Archive for the 'Highlight Reel' Category

Review of the 2013 MCDB Retreat

October 28, 2013

Guest post by Jessica Vera

This year’s MCDB retreat (my third as a grad student in the department) was held in Vail, CO. Before getting into the science of it all, I just need to say that we were blessed with some spectacular weather and beautiful fall mountain scenery. Everything went off without a hitch and a thanks must be given to Robin Dowell and Gia Voeltz as well as Eric Hedl (IT) and Kathy Lozier(Admin) for their efforts in organizing the retreat. This being my third retreat, and quite possibly my last, I found myself getting nostalgic and thinking of previous retreat experiences. I was a first year when I first attended my first MCDB retreat, and as such little was required of me other than to attend the talks and check out some posters. My first retreat was also Robin’s first retreat and it was there that I distinctly remember meeting her for the first time. Little did I know that some six months later I would be joining her lab.

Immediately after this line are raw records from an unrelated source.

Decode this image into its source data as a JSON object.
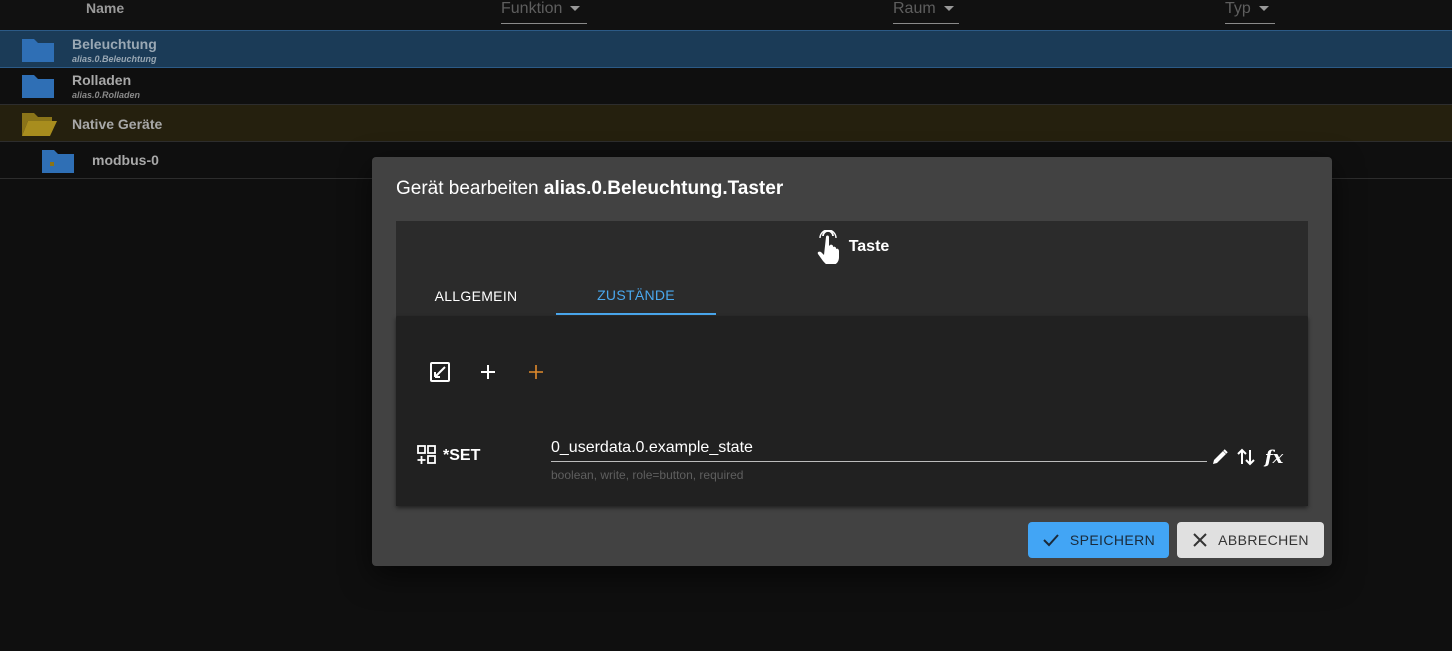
{
  "list": {
    "header": {
      "name": "Name",
      "function": "Funktion",
      "room": "Raum",
      "type": "Typ"
    },
    "rows": [
      {
        "title": "Beleuchtung",
        "subtitle": "alias.0.Beleuchtung"
      },
      {
        "title": "Rolladen",
        "subtitle": "alias.0.Rolladen"
      },
      {
        "title": "Native Geräte"
      },
      {
        "title": "modbus-0"
      }
    ]
  },
  "dialog": {
    "title_prefix": "Gerät bearbeiten",
    "title_id": "alias.0.Beleuchtung.Taster",
    "device_type": "Taste",
    "tabs": [
      {
        "label": "ALLGEMEIN"
      },
      {
        "label": "ZUSTÄNDE"
      }
    ],
    "state": {
      "name": "*SET",
      "value": "0_userdata.0.example_state",
      "help": "boolean, write, role=button, required"
    },
    "buttons": {
      "save": "SPEICHERN",
      "cancel": "ABBRECHEN"
    }
  },
  "colors": {
    "accent": "#42a5f5",
    "selected_row": "#1b3b57",
    "native_row": "#25200e",
    "add_orange": "#e08a2c"
  },
  "icons": {
    "folder": "folder-icon",
    "folder_open": "folder-open-icon",
    "touch": "touch-icon",
    "expand": "expand-icon",
    "add": "add-icon",
    "add_orange": "add-orange-icon",
    "state": "state-icon",
    "edit": "edit-icon",
    "swap": "swap-vert-icon",
    "fx": "function-icon",
    "check": "check-icon",
    "close": "close-icon"
  }
}
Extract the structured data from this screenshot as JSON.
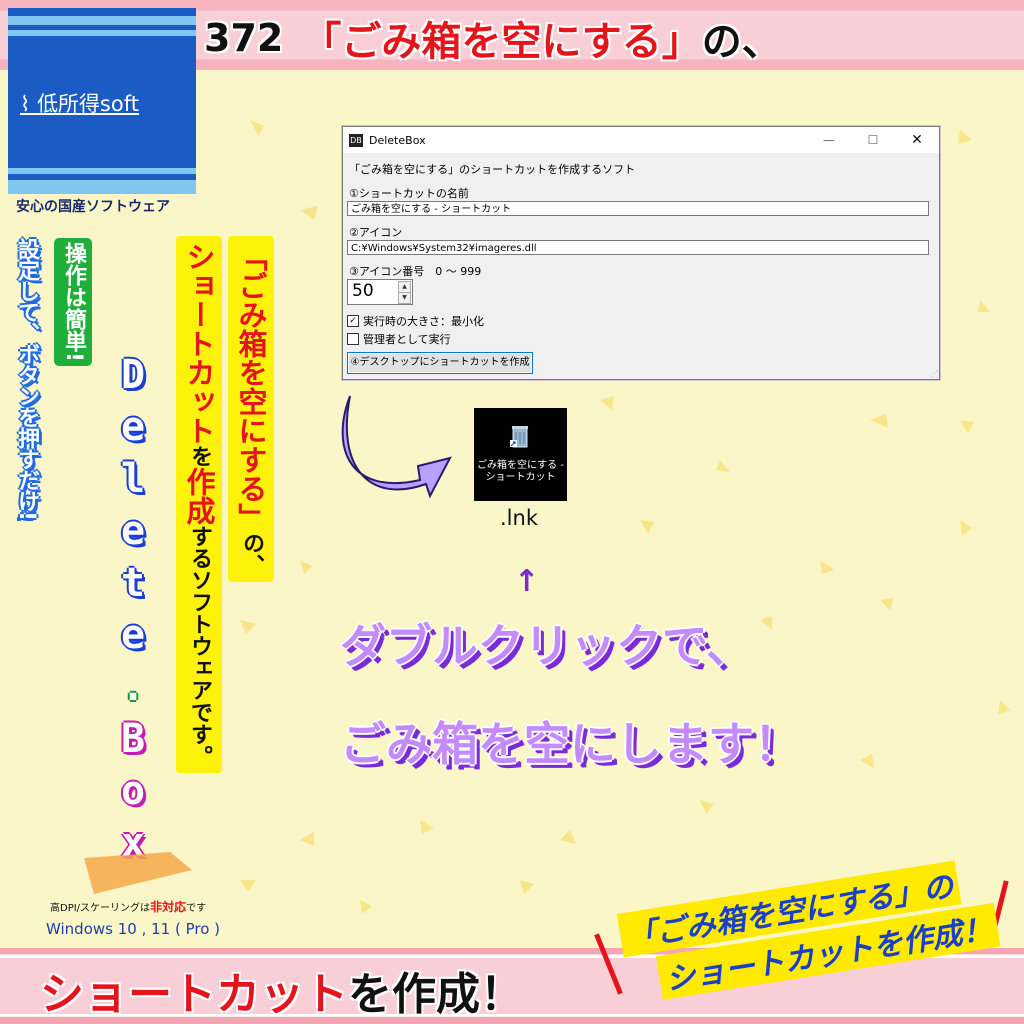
{
  "header": {
    "number": "372",
    "title_highlight": "「ごみ箱を空にする」",
    "title_suffix": "の、"
  },
  "logo": {
    "brand": "低所得soft",
    "tagline": "安心の国産ソフトウェア"
  },
  "vertical_texts": {
    "green": "操作は簡単!",
    "blue": "設定して、ボタンを押すだけ!",
    "yellow1_red": "「ごみ箱を空にする」",
    "yellow1_black": "の、",
    "yellow2_red1": "ショートカット",
    "yellow2_black1": "を",
    "yellow2_red2": "作成",
    "yellow2_black2": "するソフトウェアです。"
  },
  "app_name_letters": [
    "D",
    "e",
    "l",
    "e",
    "t",
    "e",
    ".",
    "B",
    "o",
    "x"
  ],
  "compat": {
    "dpi_prefix": "高DPI/スケーリングは",
    "dpi_red": "非対応",
    "dpi_suffix": "です",
    "windows": "Windows 10 , 11 ( Pro )"
  },
  "window": {
    "title": "DeleteBox",
    "app_icon": "DB",
    "description": "「ごみ箱を空にする」のショートカットを作成するソフト",
    "label_name": "①ショートカットの名前",
    "value_name": "ごみ箱を空にする - ショートカット",
    "label_icon": "②アイコン",
    "value_icon": "C:¥Windows¥System32¥imageres.dll",
    "label_icon_index": "③アイコン番号　0 ～ 999",
    "icon_index": "50",
    "check_minimize_label": "実行時の大きさ：最小化",
    "check_minimize_checked": true,
    "check_admin_label": "管理者として実行",
    "check_admin_checked": false,
    "create_button": "④デスクトップにショートカットを作成"
  },
  "shortcut": {
    "icon_label_line1": "ごみ箱を空にする -",
    "icon_label_line2": "ショートカット",
    "extension": ".lnk"
  },
  "callouts": {
    "arrow_up": "↑",
    "line1": "ダブルクリックで、",
    "line2": "ごみ箱を空にします！"
  },
  "footer": {
    "red": "ショートカット",
    "black": "を作成！"
  },
  "stamp": {
    "line1": "「ごみ箱を空にする」の",
    "line2": "ショートカットを作成！"
  },
  "colors": {
    "accent_red": "#e4141a",
    "logo_blue": "#1a5bc4",
    "purple": "#7a2ad8",
    "stamp_yellow": "#ffea00"
  }
}
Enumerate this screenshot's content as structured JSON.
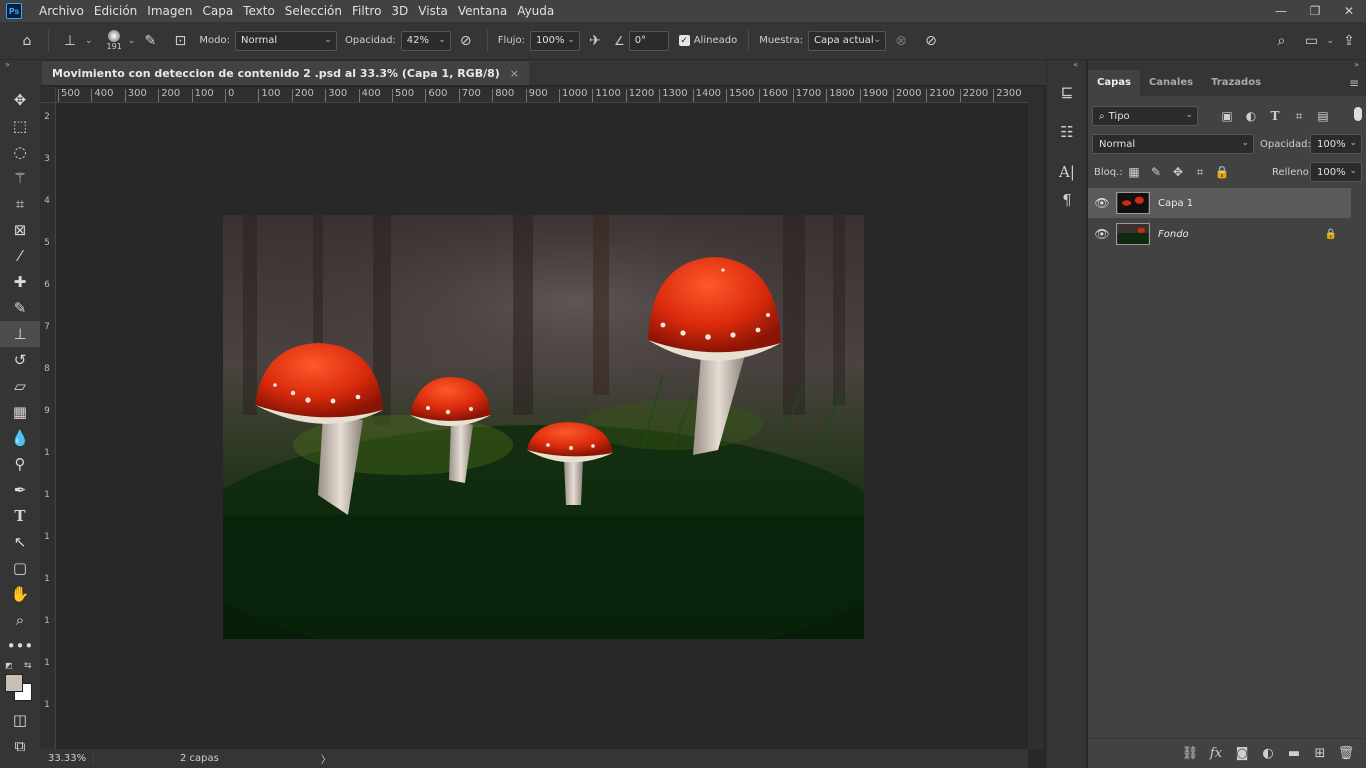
{
  "app": {
    "logo": "Ps"
  },
  "menu": [
    "Archivo",
    "Edición",
    "Imagen",
    "Capa",
    "Texto",
    "Selección",
    "Filtro",
    "3D",
    "Vista",
    "Ventana",
    "Ayuda"
  ],
  "window_controls": {
    "minimize": "—",
    "restore": "❐",
    "close": "✕"
  },
  "options": {
    "brush_size": "191",
    "mode_label": "Modo:",
    "mode_value": "Normal",
    "opacity_label": "Opacidad:",
    "opacity_value": "42%",
    "flow_label": "Flujo:",
    "flow_value": "100%",
    "angle_value": "0°",
    "aligned_label": "Alineado",
    "aligned_checked": true,
    "sample_label": "Muestra:",
    "sample_value": "Capa actual"
  },
  "document": {
    "tab_title": "Movimiento con deteccion de contenido 2 .psd al 33.3% (Capa 1, RGB/8)",
    "tab_close": "×",
    "zoom": "33.33%",
    "status_info": "2 capas",
    "status_arrow": "〉"
  },
  "ruler": {
    "h_labels": [
      "500",
      "400",
      "300",
      "200",
      "100",
      "0",
      "100",
      "200",
      "300",
      "400",
      "500",
      "600",
      "700",
      "800",
      "900",
      "1000",
      "1100",
      "1200",
      "1300",
      "1400",
      "1500",
      "1600",
      "1700",
      "1800",
      "1900",
      "2000",
      "2100",
      "2200",
      "2300"
    ],
    "v_labels": [
      "2",
      "3",
      "4",
      "5",
      "6",
      "7",
      "8",
      "9",
      "1",
      "1",
      "1",
      "1",
      "1",
      "1",
      "1"
    ]
  },
  "panel": {
    "tabs": [
      "Capas",
      "Canales",
      "Trazados"
    ],
    "active_tab": "Capas",
    "filter_label": "Tipo",
    "blend_mode": "Normal",
    "opacity_label": "Opacidad:",
    "opacity_value": "100%",
    "lock_label": "Bloq.:",
    "fill_label": "Relleno:",
    "fill_value": "100%",
    "layers": [
      {
        "name": "Capa 1",
        "visible": true,
        "selected": true,
        "locked": false
      },
      {
        "name": "Fondo",
        "visible": true,
        "selected": false,
        "locked": true
      }
    ]
  },
  "colors": {
    "foreground": "#c9bfb2",
    "background": "#ffffff",
    "accent": "#31a8ff"
  }
}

Each lab in the department is allotted a 20 minute talk during the retreat. I would like to elaborate on two such talks. First, Eric Davis of the Shen lab gave a talk entitled ‘Genome-wide analysis of gene-trap insertions and essential genes in human cells’. This was a continuation of work presented in his MMB talk just one week prior. What I like about his project is that he has utilized very new techniques to address lingering questions in the field of GPI-anchored protein trafficking. He has been mutagenizing a human haploid lymphoblast cell line via gene-trap insertion and then putting these cells under various selective conditions. He then performs next-gen sequencing to locate gene-trap insertion sites and identify genes involved in mediating the selected phenotype. At the retreat he specifically focused on his analytical methods for finding statistically significant hits in his experiments. I know firsthand how challenging certain aspects of his project can be and I am impressed with the quality of his work and with how he presented it to the department at large.

Second, I was happy to have caught James Orth’s talk ‘Follow the SINE: selective inhibitors of nuclear export as anti-cancer agents’. Being that James is a new assistant research professor in the department, I confess having known little about his research until the retreat. He is making use of the cell cycle biosensor system named FUCCI which allows for single cell assignment and monitoring of cell cycle progression via fluorescence microscopy. This system provides a good basis for exploring the effects of anti-cancer drugs. I predict this system may also prove useful to many other MCDB research labs!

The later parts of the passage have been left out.